Bishop reminds the class that there is a difference between curiosity and pushing. “What is possible, right here, right now, in this moment?” she asks.
Students laugh as they attempt, succeed and possibly (frequently) tumble out of tricked-out asana.
There will be touching. When it’s mat to mat, it’s hard to avoid smacking others. Bishop puts the crowd to work. As students balance on one leg for tree, they anchor themselves arm to arm. The steady balance the wobbly; the wobbly strengthen the roots of the steady. As the room reclines in twists, hands press strangers’ shoulders to the mats. In a sea of downward-facing dogs, lifted legs rest on neighbors’ backs.
Everyone got over mingling sweat long ago.
The music will rock. The singing bowls, harmonium, and Sanskrit chanting are notably absent. Power is intensity, so Bishop reaches for the “buoyancy” of Pink Floyd (with glow sticks and black light), the Beastie Boys, 80s favorites and hip hop. Yes, you can sing along and dance in your poses.
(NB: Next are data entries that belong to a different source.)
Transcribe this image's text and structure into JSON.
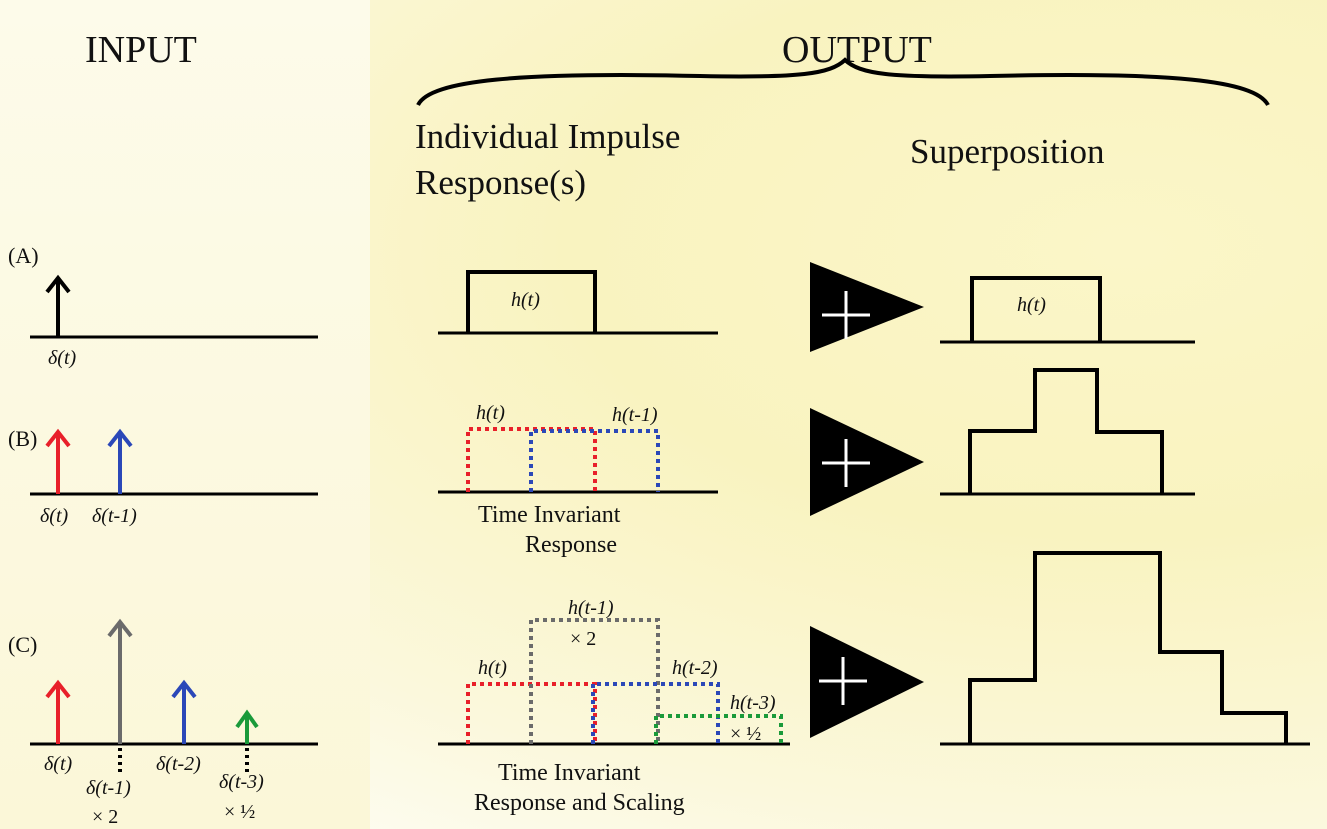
{
  "headers": {
    "input": "INPUT",
    "output": "OUTPUT",
    "individual_line1": "Individual Impulse",
    "individual_line2": "Response(s)",
    "superposition": "Superposition"
  },
  "rows": {
    "a": {
      "label": "(A)",
      "input_labels": [
        "δ(t)"
      ],
      "response_label": "h(t)",
      "sum_label": "h(t)"
    },
    "b": {
      "label": "(B)",
      "input_labels": [
        "δ(t)",
        "δ(t-1)"
      ],
      "response_labels": [
        "h(t)",
        "h(t-1)"
      ],
      "caption_line1": "Time Invariant",
      "caption_line2": "Response"
    },
    "c": {
      "label": "(C)",
      "input_labels": [
        "δ(t)",
        "δ(t-1)",
        "δ(t-2)",
        "δ(t-3)"
      ],
      "input_scales": [
        "× 2",
        "× ½"
      ],
      "response_labels": [
        "h(t)",
        "h(t-1)",
        "h(t-2)",
        "h(t-3)"
      ],
      "response_scales": [
        "× 2",
        "× ½"
      ],
      "caption_line1": "Time Invariant",
      "caption_line2": "Response and Scaling"
    }
  },
  "colors": {
    "t0": "#e8202a",
    "t1_b": "#2b48b8",
    "t1_c": "#6b6b6b",
    "t2": "#2b48b8",
    "t3": "#1a9a3a",
    "ink": "#000000"
  }
}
Some take their yoga seriously and may find this class distracting. Yet, Bishop’s approach is compelling. The goal of yoga is unity, to sense your oneness with all that is, to unearth your true self and to banish the lonely disconnection.
“Now I realize it is so important to connect with the people around me. The best parts of life are when we share our time with others,” Bishop said. What better time than when you are closest to your authentic self?
Once upon a time, a yoga teacher was called a guru. Some still are. Bishop may qualify.